A multispectral fluorescence imaging system: design and initial clinical tests in intra-operative Photofrin-photodynamic therapy of brain tumors.

BACKGROUND AND OBJECTIVES

Intra-operative identification of tumor by fluorescence may improve surgical resection or photodynamic therapy (PDT). A novel instrument was designed, constructed, and tested for this purpose.
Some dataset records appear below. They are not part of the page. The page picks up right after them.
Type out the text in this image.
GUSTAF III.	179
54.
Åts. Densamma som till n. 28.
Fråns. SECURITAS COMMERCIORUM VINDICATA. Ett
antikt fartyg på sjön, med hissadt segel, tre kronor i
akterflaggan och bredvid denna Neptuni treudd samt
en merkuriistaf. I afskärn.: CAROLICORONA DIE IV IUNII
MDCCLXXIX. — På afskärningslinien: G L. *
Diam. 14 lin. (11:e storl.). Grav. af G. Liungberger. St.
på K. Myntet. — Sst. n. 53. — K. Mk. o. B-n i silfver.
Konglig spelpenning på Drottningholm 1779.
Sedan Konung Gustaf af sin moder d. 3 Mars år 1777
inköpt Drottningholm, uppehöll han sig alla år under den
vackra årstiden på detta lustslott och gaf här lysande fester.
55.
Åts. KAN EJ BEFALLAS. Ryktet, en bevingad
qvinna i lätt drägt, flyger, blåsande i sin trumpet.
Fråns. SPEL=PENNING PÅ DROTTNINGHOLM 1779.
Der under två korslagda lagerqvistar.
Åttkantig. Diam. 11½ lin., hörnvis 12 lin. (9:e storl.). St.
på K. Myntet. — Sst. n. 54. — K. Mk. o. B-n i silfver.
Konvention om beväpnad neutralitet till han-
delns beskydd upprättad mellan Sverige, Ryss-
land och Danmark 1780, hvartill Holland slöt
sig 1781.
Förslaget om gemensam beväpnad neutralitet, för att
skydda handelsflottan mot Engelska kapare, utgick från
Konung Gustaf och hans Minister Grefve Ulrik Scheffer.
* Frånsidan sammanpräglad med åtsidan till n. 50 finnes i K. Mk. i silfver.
STUDY DESIGN/MATERIALS AND METHODS: The instrument was designed to provide high-resolution, multi-spectral (five band) fluorescence imaging, and non-contact point spectroscopy, with long working distance ( approximately 50 cm), large field-of-view ( approximately 3 cm diameter), large depth of view ( approximately 2 cm), and 'point-and-shoot' operation. Its performance was determined in tissue-simulating phantoms and in pilot studies in brain tumor resection patients, with or without intra-operative Photofrin-PDT.

RESULTS

In phantoms the imaging resolution was approximately 150 microm, while Photofrin concentrations as low as 0.05 or 0.1 microg/g could be detected at the tissue surface or at 0.5 mm depth, respectively. Red Photofrin fluorescence could be clearly visualized post radical resection in all PDT patients, with biopsy confirmation of residual tumor tissue in regions that were not seen as tumor under white light. Photobleaching of Photofrin during PDT was also demonstrated.

CONCLUSIONS

The system performed to specification under realistic operating conditions and could reveal unresected residual tumor tissue. It may be used for either PDT dosimetry/monitoring and/or for surgical guidance.